KSPIFC can be a role model for Govt-owned companies

C L Jose

KSPIFC can be a role model for Govt-owned companies


  • Tale of two state-owned NBFCs
  • KSPIFCL earned Rs6 crore profit for the nine months ended December 2022
  • KTDFC's hallmark is the losses the company rolls out year after year.

Thiruvananthapuram: Can Kerala State Power and Infrastructure Finance Corporation Ltd (KSPIFCL) set a role model for other government owned companies that have collectively been draining the state’s exchequer?

KSPIFCL stands out from the scores of government controlled companies those are perennially in loss, primarily on two counts - that KSPIFCL generates regular profits and the company’s operations are run by a lean team, thus reining in unnecessary operational expenses.

KSPIFCL, which has earned Rs6 crore profit for the nine months ending December 2022, enjoys an extremely healthy capital adequacy ratio (CAR) above 80 per cent as of March 22, 2022.

The company has a lean organisational structure with 10 employees and the entire day-to-day operations are performed by the company secretary and chief financial officer (CFO) under the supervision of the managing director.

This is in stark contrast to the functioning of a similar financing company, Kerala Transport Development Finance Corporation (KTDFC), whose hallmark is the losses the company rolls out year after year.

And more seriously, there are reports that of late, KTDFC’s depositors are up in arms against the company for failing to return their deposits even after maturity.

Depositors remain their fingers crossed wondering whether they can ever get back their hard earned money back despite their deposits are government guaranteed.

Similar companies

There can be parallels that can be drawn between both KTDFC and KSPIFCL as both these companies have been established as financing intermediaries for the funding requirements of two Kerala government-owned utilities – Kerala State Road Transport Corporation (KSRTC) and Kerala State Electricity Board Ltd (KSEB Ltd) respectively.

As is reported, the key reason for the failure of KTDFC is the huge loans provided to KSRTC having turned NPAs.
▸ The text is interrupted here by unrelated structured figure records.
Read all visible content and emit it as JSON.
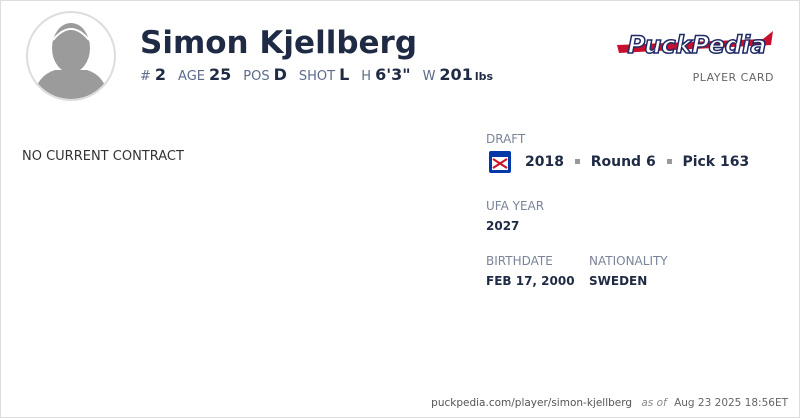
{
  "header": {
    "name": "Simon Kjellberg",
    "stats": [
      {
        "label": "#",
        "value": "2"
      },
      {
        "label": "AGE",
        "value": "25"
      },
      {
        "label": "POS",
        "value": "D"
      },
      {
        "label": "SHOT",
        "value": "L"
      },
      {
        "label": "H",
        "value": "6'3\""
      },
      {
        "label": "W",
        "value": "201",
        "unit": "lbs"
      }
    ],
    "logo": "PuckPedia",
    "card_label": "PLAYER CARD"
  },
  "contract": {
    "status": "NO CURRENT CONTRACT"
  },
  "draft": {
    "label": "DRAFT",
    "year": "2018",
    "round": "Round 6",
    "pick": "Pick 163"
  },
  "ufa": {
    "label": "UFA YEAR",
    "value": "2027"
  },
  "birth": {
    "label": "BIRTHDATE",
    "value": "FEB 17, 2000"
  },
  "nationality": {
    "label": "NATIONALITY",
    "value": "SWEDEN"
  },
  "footer": {
    "url": "puckpedia.com/player/simon-kjellberg",
    "as_of": "as of",
    "date": "Aug 23 2025 18:56ET"
  }
}
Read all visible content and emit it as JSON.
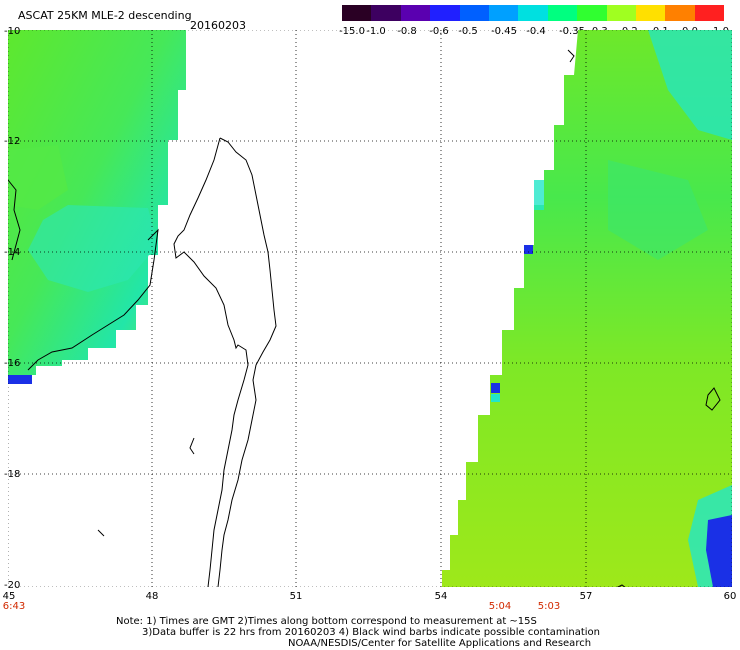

According to rough estimates, KSRTC owes about Rs800 crore to KTDFC and as is known to everyone, KSRTC is unlikely to settle these dues in the foreseeable future.

KSPIFCL business model

KSPIFCL is offering financial assistance by way of short-term loans and working capital loans majorly to the power component suppliers of KSEBL.

For short-term loans, the repayments from the customers are ensured by way of tripartite agreement between KSPIFCL, KSEBL/Agency for Non-conventional Energy and Rural Technology (ANERT) & the customer.

Tripartite agreement ensures that the payment is directly made to KSPIFCL from KSEBL, and the excess funds are returned to the customers on completion of the work. For orders with other government entities, KSPIFCL sets up an escrow account from where the payments to the company are made.

KPFCL was promoted by the Government of Kerala and Kerala State Electricity Board Ltd (KSEBL) mainly for providing financial assistance to power projects.

However, later the Government of Kerala has given approval for providing financial assistance to infrastructure projects and the name of KPFCL was changed to KSPIFCL and registered as an NBFC.

The Government of Kerala holds 59 per cent of equity in KSPIFCL and the rest 41 per cent is held by KSEBL, as on March 31, 2022. KSEBL, in turn, is 100 per cent held by the Government of Kerala, which ultimately enjoys 100 per cent beneficial ownership.